We thought she had stopped us to ask us about Scoop. We never dreamed she was going to light into us that way. For a minute or two all we could do was to sit there and stare at her.

But I got my voice back in a jiffy when she grimly took old Prince by the bridle and started turning him around, the cart tipping perilously.

“Hey, don’t do that!” I yelled, jumping up angrily. “We have a right to come in here if we want to. Let go of my horse.”

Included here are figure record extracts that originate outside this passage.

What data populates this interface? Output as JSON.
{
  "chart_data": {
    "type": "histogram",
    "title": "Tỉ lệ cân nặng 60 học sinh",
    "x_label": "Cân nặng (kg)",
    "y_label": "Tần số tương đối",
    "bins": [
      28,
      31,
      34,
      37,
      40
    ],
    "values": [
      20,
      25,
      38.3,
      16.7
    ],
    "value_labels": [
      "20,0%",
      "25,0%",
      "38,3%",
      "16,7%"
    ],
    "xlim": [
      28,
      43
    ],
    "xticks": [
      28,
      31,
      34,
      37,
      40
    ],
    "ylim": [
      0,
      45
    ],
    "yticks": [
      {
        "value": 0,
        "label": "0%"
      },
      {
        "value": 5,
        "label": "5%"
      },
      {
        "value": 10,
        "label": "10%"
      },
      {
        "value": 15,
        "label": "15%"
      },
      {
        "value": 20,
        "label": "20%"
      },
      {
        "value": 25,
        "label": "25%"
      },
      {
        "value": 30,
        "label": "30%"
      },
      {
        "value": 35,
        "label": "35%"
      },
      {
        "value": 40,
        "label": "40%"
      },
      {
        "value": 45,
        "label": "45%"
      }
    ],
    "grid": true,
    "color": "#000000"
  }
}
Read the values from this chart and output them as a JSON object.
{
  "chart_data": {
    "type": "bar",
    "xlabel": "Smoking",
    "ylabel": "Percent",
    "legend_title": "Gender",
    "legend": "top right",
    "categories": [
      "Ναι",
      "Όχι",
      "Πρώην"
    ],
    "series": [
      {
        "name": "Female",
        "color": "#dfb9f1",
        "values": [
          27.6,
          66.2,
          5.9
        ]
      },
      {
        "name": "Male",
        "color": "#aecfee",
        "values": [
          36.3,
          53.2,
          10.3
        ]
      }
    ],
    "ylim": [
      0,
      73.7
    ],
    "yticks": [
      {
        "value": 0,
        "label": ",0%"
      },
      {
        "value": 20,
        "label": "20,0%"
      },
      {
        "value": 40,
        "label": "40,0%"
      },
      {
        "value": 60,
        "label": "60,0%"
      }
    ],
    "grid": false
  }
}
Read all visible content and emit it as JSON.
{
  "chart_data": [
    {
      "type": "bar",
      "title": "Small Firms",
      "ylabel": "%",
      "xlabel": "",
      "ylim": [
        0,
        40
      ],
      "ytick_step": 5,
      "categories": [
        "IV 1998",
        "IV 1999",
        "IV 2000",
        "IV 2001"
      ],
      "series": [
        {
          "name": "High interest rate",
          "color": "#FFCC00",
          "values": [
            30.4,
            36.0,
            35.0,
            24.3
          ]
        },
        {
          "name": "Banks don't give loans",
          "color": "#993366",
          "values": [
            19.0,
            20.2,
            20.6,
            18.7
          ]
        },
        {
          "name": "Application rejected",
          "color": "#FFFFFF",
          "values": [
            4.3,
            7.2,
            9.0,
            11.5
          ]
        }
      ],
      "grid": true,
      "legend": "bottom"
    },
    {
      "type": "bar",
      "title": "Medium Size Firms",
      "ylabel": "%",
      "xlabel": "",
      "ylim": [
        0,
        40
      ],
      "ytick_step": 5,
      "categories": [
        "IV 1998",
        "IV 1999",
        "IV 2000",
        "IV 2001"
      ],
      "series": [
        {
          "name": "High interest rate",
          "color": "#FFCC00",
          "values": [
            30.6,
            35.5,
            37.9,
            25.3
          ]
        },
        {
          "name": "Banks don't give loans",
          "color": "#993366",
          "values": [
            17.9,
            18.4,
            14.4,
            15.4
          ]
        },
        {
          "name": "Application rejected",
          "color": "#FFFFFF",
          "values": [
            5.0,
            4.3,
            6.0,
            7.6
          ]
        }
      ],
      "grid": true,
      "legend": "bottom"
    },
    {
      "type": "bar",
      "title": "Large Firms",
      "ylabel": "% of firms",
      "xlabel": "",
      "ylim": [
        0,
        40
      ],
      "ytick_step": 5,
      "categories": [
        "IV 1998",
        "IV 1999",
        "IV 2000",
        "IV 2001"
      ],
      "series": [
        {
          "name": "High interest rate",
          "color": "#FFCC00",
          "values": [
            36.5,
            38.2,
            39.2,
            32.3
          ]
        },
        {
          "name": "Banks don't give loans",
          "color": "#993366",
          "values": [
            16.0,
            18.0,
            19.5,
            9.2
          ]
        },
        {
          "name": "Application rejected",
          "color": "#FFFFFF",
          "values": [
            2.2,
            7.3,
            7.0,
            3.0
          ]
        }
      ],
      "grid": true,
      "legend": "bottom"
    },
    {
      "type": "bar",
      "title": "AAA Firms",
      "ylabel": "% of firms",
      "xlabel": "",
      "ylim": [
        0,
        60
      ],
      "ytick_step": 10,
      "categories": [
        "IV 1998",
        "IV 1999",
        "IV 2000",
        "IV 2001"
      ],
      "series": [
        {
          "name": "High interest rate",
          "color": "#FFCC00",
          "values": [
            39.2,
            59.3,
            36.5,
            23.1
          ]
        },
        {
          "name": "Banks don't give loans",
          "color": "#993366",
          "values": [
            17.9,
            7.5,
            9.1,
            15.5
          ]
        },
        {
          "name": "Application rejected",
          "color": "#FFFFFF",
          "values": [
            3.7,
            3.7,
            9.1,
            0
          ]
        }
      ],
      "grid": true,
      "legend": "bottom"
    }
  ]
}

But do you think I could stop her? Hardly! Turning Prince clear around, she marched him with long mannish strides back to the highway, heading him west toward Tutter.

“Now,” she snapped at us, “git! And if I ever catch you in here again I’ll shake you out of your pants. You can tell Mr. Norning, too, that I caught you in here and put you out. Did you hear me?” she took another heavy threatening step toward us. “I said to git.”